1 As to Theseus and the Amazons, see Diod. 4.28; Plut. Thes. 26-28; Paus. 1.2.1; Paus. 1.15.2; Paus. 1.41.7; Paus. 2.32.9; Paus. 5.11.4 and Paus. 5.11.7; Zenobius, Cent. v.33. The invasion of Attica by the Amazons in the time of Theseus is repeatedly referred to by Isocrates (Isoc. 4.68, 70, 4.42, 7.75, 12.193).

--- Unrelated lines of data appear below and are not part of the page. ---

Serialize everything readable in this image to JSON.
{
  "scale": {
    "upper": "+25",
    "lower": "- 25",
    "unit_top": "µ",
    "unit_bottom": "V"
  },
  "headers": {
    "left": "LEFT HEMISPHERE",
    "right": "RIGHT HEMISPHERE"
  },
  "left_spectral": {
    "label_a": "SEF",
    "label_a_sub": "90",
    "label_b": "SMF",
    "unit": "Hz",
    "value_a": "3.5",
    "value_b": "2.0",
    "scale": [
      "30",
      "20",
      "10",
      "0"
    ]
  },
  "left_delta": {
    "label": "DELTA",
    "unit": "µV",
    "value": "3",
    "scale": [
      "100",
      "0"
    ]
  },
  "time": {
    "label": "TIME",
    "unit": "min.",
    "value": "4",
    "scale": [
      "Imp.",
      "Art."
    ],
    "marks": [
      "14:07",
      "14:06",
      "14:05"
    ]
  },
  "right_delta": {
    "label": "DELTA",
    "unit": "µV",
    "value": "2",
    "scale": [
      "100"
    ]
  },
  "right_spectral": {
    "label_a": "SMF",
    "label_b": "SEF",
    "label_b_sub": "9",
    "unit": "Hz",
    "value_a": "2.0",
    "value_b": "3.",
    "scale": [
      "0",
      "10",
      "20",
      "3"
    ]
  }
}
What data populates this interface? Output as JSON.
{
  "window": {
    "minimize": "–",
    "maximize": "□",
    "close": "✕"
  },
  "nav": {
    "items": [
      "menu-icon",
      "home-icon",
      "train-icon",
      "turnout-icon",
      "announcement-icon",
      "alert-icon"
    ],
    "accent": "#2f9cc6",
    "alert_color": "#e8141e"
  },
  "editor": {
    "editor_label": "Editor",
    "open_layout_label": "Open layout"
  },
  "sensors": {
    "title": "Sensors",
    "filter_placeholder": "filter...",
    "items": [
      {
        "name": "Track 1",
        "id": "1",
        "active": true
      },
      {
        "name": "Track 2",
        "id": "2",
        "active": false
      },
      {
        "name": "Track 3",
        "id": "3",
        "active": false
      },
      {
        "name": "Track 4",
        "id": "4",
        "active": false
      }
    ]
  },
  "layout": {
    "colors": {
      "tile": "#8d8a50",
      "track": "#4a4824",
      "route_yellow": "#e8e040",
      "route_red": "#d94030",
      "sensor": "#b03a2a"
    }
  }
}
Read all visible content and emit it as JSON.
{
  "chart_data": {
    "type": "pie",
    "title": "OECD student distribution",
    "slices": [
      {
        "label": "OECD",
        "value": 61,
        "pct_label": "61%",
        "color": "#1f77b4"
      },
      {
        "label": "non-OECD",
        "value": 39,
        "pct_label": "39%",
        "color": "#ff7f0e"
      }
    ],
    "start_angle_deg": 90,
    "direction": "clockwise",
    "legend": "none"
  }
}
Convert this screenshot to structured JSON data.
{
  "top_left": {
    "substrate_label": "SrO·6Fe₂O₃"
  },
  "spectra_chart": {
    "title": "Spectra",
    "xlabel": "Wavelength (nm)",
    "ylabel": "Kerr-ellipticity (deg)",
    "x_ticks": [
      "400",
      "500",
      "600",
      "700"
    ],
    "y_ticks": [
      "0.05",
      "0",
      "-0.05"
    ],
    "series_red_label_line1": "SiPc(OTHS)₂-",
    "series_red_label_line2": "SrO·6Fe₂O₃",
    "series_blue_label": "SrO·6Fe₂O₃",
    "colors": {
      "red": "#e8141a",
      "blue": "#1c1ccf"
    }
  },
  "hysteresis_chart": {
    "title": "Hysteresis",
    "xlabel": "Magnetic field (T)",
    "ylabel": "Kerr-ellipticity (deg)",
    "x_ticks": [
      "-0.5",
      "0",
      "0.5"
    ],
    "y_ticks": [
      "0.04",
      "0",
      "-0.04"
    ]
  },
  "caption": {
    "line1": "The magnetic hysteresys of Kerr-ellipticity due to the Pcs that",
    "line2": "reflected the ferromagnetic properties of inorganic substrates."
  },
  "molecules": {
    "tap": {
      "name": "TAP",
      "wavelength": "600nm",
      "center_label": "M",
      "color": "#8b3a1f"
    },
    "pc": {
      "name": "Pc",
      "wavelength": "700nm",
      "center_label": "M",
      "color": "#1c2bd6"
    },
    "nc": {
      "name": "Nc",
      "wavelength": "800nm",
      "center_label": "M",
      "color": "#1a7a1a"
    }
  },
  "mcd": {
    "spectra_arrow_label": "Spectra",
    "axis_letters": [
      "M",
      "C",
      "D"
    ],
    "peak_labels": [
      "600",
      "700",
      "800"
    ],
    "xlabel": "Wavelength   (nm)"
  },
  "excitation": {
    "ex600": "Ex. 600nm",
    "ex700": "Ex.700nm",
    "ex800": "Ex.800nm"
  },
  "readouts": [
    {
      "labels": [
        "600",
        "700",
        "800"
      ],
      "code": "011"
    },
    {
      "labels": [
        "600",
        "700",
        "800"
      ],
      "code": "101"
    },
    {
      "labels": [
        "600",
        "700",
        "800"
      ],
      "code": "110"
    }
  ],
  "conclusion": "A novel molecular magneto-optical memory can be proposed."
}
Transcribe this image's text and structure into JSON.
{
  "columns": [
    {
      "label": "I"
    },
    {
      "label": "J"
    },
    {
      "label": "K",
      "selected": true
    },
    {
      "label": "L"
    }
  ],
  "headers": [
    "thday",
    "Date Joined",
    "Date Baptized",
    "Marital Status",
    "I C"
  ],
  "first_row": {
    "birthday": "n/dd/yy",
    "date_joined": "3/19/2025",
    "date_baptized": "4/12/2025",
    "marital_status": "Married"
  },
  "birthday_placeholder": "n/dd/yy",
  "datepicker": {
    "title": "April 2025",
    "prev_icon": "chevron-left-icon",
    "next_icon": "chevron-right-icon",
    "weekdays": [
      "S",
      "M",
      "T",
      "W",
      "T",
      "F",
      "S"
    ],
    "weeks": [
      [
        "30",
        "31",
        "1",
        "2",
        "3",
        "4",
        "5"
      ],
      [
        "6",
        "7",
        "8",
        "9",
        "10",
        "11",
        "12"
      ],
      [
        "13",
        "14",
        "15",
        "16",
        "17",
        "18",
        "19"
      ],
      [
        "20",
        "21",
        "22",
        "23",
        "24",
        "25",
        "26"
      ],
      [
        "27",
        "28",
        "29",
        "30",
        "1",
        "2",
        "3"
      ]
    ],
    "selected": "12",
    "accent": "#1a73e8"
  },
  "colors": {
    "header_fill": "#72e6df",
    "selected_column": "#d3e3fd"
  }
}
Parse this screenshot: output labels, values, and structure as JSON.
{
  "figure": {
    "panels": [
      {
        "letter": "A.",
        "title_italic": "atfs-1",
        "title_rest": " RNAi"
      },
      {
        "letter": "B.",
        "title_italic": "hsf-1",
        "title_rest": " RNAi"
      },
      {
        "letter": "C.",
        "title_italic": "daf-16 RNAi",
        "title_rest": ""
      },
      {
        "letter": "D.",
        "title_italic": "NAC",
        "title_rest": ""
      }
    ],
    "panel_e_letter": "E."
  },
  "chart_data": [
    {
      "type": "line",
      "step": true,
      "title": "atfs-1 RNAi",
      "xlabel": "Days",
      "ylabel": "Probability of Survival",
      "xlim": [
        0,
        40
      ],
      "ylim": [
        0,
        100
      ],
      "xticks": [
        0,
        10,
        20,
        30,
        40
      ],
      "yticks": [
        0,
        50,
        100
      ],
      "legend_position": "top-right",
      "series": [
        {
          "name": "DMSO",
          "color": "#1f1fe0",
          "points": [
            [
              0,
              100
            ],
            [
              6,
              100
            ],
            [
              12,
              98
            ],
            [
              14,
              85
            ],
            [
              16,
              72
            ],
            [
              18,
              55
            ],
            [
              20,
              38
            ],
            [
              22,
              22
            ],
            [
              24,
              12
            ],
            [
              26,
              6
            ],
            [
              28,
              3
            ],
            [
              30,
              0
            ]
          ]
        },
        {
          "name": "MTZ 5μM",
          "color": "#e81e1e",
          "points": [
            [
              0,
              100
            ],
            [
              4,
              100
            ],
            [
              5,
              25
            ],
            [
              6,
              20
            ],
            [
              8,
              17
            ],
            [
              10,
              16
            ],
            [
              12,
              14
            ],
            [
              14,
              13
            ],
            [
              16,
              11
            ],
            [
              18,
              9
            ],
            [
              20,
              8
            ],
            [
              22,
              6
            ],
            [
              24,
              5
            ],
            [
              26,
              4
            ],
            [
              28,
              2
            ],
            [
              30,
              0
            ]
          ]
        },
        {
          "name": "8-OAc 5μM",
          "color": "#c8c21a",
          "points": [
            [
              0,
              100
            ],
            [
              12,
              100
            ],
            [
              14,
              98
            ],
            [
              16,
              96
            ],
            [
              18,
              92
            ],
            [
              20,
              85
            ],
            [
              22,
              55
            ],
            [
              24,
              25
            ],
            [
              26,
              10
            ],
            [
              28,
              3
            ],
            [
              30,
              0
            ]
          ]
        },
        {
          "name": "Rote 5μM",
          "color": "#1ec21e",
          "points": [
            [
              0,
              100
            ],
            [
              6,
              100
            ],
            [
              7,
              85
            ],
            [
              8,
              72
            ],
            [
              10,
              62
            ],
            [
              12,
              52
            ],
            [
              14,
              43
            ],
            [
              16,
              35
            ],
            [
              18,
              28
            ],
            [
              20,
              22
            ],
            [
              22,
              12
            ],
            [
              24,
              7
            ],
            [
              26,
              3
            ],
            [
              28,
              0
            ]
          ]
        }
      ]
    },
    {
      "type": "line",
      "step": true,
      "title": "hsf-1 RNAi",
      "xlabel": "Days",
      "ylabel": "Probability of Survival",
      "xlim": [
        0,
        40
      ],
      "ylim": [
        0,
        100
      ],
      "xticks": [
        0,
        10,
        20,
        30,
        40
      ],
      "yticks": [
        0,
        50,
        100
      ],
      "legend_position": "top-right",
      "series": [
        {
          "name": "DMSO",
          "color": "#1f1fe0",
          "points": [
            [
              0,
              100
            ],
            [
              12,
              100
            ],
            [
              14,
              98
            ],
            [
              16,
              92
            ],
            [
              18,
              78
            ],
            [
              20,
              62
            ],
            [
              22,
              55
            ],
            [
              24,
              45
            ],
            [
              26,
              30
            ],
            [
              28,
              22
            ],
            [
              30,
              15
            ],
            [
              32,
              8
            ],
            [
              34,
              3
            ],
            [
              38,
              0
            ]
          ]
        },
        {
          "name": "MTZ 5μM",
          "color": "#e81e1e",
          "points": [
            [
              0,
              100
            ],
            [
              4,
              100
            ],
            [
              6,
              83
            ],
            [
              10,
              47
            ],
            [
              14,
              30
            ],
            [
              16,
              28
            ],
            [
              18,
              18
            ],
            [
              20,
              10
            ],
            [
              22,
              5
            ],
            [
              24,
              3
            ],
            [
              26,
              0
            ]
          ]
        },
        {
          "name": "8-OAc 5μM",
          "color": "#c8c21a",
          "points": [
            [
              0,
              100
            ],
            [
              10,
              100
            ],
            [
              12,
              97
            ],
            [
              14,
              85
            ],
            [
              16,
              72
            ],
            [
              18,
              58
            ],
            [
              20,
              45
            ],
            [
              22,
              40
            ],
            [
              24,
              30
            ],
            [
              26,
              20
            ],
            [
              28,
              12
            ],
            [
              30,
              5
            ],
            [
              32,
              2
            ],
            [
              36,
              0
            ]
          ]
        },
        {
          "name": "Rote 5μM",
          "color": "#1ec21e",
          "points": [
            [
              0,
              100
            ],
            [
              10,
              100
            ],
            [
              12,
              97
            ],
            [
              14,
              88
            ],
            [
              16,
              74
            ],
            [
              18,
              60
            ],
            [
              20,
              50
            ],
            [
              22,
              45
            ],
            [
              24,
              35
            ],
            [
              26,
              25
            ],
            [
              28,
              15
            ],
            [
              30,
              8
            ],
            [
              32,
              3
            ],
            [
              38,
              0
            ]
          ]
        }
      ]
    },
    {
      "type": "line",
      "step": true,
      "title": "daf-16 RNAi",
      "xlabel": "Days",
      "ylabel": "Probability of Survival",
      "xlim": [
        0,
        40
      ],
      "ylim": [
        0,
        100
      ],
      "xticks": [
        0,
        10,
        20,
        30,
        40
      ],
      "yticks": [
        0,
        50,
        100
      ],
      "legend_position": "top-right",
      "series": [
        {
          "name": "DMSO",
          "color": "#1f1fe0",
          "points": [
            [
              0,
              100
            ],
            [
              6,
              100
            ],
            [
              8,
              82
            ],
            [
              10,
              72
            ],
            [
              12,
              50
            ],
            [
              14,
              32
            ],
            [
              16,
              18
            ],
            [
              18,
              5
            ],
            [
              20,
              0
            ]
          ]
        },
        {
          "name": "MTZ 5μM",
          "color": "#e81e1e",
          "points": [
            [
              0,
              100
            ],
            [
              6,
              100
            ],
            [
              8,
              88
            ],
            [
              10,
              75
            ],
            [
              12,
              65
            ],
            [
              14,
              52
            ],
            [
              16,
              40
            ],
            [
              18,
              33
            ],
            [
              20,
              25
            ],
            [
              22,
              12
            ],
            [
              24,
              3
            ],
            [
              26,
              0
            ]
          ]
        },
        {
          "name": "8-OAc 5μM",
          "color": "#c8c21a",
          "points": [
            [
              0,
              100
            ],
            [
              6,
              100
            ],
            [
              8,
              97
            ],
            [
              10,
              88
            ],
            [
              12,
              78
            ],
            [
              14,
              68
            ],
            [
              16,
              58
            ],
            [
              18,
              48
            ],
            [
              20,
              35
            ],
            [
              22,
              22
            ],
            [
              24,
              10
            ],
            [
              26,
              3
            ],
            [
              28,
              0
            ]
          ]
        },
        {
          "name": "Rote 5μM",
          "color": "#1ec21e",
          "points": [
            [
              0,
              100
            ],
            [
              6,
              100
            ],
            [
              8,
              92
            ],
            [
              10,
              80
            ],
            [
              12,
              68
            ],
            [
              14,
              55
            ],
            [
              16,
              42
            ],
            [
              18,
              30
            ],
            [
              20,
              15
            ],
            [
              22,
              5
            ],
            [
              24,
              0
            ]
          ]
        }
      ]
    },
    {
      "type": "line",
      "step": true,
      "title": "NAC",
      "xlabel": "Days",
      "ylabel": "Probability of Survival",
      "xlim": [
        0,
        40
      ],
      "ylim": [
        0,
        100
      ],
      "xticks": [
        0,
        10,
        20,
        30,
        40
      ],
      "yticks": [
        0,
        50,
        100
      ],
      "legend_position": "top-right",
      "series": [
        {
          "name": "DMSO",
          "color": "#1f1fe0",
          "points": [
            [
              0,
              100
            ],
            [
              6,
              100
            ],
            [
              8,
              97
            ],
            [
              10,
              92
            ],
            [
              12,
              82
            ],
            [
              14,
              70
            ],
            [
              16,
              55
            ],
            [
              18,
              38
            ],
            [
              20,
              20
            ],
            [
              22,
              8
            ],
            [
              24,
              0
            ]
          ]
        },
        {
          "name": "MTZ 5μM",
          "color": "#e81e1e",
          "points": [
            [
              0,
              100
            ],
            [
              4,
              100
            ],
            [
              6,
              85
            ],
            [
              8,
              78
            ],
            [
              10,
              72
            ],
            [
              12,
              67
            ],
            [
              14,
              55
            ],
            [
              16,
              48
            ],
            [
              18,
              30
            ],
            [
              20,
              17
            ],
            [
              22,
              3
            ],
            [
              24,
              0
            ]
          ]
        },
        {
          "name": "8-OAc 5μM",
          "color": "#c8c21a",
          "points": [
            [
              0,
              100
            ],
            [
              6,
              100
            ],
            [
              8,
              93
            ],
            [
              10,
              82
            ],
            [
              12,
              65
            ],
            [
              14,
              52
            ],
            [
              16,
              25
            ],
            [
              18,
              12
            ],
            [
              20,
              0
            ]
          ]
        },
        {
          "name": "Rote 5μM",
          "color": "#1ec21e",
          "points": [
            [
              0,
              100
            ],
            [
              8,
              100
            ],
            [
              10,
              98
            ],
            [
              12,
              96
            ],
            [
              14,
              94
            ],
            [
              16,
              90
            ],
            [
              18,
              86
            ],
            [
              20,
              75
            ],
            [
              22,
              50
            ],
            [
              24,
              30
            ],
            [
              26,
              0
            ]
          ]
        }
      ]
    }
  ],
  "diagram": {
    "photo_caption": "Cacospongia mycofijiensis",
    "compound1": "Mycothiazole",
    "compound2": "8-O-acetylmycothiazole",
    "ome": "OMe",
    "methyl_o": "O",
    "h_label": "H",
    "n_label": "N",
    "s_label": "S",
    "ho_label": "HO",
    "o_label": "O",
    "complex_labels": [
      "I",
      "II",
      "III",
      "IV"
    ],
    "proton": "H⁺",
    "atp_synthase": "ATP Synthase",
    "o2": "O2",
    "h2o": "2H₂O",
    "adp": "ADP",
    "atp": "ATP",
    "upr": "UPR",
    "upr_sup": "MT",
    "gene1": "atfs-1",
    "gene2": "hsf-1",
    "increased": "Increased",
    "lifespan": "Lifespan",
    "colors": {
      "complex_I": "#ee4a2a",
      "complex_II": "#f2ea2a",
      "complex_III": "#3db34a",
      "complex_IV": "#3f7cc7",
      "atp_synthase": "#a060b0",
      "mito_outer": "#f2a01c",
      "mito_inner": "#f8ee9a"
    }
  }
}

The Amazon whom Theseus married, and by whom he had Hippolytus, is commonly called Antiope (Plut. Thes. 26; Plut. Thes. 28; Diod. 4.28; Paus. 1.2.1; Paus. 1.41.7; Seneca, Hippolytus 927ff.; Hyginus, Fab. 30). But according to Clidemus, in agreement with Simonides, her name was Hippolyte (Plut. Thes. 27), and so she is called by Isocrates (Isoc. 12.193). Pausanias says that Hippolyte was a sister of Antiope (Paus. 1.41.7). Tzetzes expressly affirms that Antiope, and not Hippolyte, was the wife of Theseus and mother of Hippolytus (Scholiast on Lycophron 1329). The grave of Antiope was shown both at Athens and MegaraPaus. 1.2.1; Paus. 1.41.7).

2 According to Diod. 4.28.2, the Amazons encamped at the place which was afterwards called the Amazonium. The topography of the battle seems to have been minutely described by the antiquarian Clidemus, according to whom the array of the Amazons extended from the Amazonium to the Pnyx, while the Athenians attacked them from the Museum Hill on one side and from Ardettus and the Lyceum on the other. See Plut. Thes. 27.